Suggest you try a two-part epoxy resin, I have had reasonable success regluing 807 top caps with it, dunno what the brand name would be in your part of the world, downunder the common one is Araldite - a pair of syringes joined at the hip containing resin and hardner, in a blister pack.
High temp RTV sealant might work too, some them are quite sticky.

msallen021 4th January 2011 03:16 AM

Quote:

Originally Posted by roline (Post 2420345)
I have several loose plate caps needing a hi temp glue

I used my multimeter and a thermocouple to measure the temperature on the top of a power tube and it is surprisingly low - around 105-110 degrees Celcius (just over the boiling point of water). Most epoxies will withstand this type of temperature virtually indefinitely (interesting point - some electrolytic capacitors are rated to operate for 2,000 to 3,000 hours at 105 degrees celcius).

astouffer 4th January 2011 04:00 AM

I would go for high temp RTV over epoxy. Epoxy gets soft and smells really bad when it gets hot.

Gary P 4th January 2011 04:33 AM

I've had great luck using JB Weld metal filled epoxy. JB Weld is good for 500 degrees F. I've used it to fix several 1624 top caps that were loose. Unsolder the loose cap so you can get the epoxy properly placed. After the epoxy is cured you can re solder the top cap.

trobbins 4th January 2011 05:39 AM

I can recommend Selleys 401 - a clear silicon RTV in a standard cartridge - much more cost efficient than a small tube of auto RTV (and clear looks nicer than black) - 205C continuous with 260C withstand - also good for adding/making microphonic dampers as well.

Ciao, Tim

ktuuri 4th January 2011 05:47 AM

I have used two-part epoxy resin from a dollar store with very good results.
I have done it a number of times with no problems at all.
Have done a number top caps on Mercury Vapour Rectifiers and they run very hot!

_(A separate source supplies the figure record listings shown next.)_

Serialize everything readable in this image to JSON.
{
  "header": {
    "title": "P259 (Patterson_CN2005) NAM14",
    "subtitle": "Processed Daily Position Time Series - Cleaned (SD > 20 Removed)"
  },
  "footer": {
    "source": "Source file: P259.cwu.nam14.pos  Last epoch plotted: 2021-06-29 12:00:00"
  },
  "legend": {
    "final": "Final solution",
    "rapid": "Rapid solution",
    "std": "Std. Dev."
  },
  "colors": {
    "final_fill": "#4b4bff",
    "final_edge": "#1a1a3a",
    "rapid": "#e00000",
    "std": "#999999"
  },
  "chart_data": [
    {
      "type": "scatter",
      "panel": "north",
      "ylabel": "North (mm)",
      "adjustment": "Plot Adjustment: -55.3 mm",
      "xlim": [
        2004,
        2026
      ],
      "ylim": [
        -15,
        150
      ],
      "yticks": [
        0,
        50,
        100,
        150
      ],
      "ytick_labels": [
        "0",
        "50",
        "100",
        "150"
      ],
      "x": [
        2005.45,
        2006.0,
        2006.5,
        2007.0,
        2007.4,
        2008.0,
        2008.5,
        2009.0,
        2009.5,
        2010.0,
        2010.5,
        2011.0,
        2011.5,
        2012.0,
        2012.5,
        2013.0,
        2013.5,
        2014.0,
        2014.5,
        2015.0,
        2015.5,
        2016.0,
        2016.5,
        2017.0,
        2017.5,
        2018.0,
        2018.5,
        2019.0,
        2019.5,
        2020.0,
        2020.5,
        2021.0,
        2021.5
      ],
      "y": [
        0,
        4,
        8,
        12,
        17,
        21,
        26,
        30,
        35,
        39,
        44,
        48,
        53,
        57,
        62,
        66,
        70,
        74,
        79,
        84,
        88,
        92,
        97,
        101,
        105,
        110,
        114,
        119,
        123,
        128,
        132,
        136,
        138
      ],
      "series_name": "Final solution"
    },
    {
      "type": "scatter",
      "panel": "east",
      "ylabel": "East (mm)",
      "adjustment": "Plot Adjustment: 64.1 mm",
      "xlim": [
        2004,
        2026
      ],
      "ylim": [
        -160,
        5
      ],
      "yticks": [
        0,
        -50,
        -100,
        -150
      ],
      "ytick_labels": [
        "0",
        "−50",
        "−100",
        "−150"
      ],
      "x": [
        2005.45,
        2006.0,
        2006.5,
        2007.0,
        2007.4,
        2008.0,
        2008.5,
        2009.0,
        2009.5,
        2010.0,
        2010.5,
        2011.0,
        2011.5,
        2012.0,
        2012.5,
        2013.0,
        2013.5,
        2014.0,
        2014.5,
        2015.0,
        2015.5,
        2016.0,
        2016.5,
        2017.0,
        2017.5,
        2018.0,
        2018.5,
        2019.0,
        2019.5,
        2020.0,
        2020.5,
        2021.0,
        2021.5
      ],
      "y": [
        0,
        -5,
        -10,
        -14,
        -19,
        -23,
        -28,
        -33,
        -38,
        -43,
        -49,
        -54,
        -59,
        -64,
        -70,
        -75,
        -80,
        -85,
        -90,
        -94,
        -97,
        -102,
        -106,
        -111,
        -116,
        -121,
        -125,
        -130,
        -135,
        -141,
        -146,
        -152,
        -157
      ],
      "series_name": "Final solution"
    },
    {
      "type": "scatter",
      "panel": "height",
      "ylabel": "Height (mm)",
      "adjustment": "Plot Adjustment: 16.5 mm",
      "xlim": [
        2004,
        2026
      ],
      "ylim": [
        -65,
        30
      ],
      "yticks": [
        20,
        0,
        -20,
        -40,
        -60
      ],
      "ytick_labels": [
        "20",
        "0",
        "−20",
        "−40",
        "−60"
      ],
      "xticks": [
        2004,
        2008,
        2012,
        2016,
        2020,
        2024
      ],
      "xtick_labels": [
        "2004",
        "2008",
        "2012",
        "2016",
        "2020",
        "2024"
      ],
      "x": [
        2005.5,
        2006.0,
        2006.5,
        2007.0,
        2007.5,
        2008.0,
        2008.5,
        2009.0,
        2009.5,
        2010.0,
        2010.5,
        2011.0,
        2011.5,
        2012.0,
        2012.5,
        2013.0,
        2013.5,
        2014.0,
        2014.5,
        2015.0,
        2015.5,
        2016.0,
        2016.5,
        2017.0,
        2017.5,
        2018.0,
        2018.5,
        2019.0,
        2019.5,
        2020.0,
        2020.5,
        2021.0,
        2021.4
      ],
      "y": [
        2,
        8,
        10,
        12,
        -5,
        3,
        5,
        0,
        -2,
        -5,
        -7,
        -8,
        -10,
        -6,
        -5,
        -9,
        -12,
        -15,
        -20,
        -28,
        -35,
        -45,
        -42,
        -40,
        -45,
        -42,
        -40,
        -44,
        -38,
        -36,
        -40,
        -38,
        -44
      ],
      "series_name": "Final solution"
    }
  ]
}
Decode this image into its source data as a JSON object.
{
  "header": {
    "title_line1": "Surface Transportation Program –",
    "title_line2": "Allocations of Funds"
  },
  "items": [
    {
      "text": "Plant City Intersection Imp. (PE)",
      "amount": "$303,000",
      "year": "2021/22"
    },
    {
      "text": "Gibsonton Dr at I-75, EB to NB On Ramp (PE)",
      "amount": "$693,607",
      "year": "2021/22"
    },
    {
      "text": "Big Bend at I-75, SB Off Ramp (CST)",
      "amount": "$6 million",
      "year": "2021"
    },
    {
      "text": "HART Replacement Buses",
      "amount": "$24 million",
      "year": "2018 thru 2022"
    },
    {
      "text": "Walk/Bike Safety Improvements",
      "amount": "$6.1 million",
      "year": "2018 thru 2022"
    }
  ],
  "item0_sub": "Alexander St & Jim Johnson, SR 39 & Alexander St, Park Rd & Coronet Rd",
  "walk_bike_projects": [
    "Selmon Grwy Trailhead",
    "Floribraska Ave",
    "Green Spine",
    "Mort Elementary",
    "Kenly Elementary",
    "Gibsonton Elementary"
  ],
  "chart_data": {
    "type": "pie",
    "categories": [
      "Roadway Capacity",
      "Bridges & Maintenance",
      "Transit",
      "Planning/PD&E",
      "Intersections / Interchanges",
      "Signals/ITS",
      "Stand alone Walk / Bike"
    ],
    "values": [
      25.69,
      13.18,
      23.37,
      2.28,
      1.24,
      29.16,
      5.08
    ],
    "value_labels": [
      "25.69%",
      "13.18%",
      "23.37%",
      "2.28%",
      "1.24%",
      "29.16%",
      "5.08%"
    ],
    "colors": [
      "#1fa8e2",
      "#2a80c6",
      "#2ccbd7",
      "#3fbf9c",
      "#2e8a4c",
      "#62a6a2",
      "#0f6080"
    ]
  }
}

tubelab.com 4th January 2011 02:33 PM

I'll second the JB weld. I have glued top caps and tube bases with it. I also plugged a hole in a cast aluminum oil pan on my Volvo. The repair was still good when I sold the car 4 years later.

Get it at an auto parts store, or Walmart. You want JB weld not JB quick.

Kmet 4th January 2011 04:20 PM

liquid glass
 
Try mixture of liquid glas (Na2SiO3) with some finegrained sand (or dust). I prefer to use quartz type of fine sand but all sorts of fine sand will work. After some experimenting I manage to glue several anode caps on 6146b tubes.
One more thing..clean all electrical contact surfaces before 'glue' makes firm bond.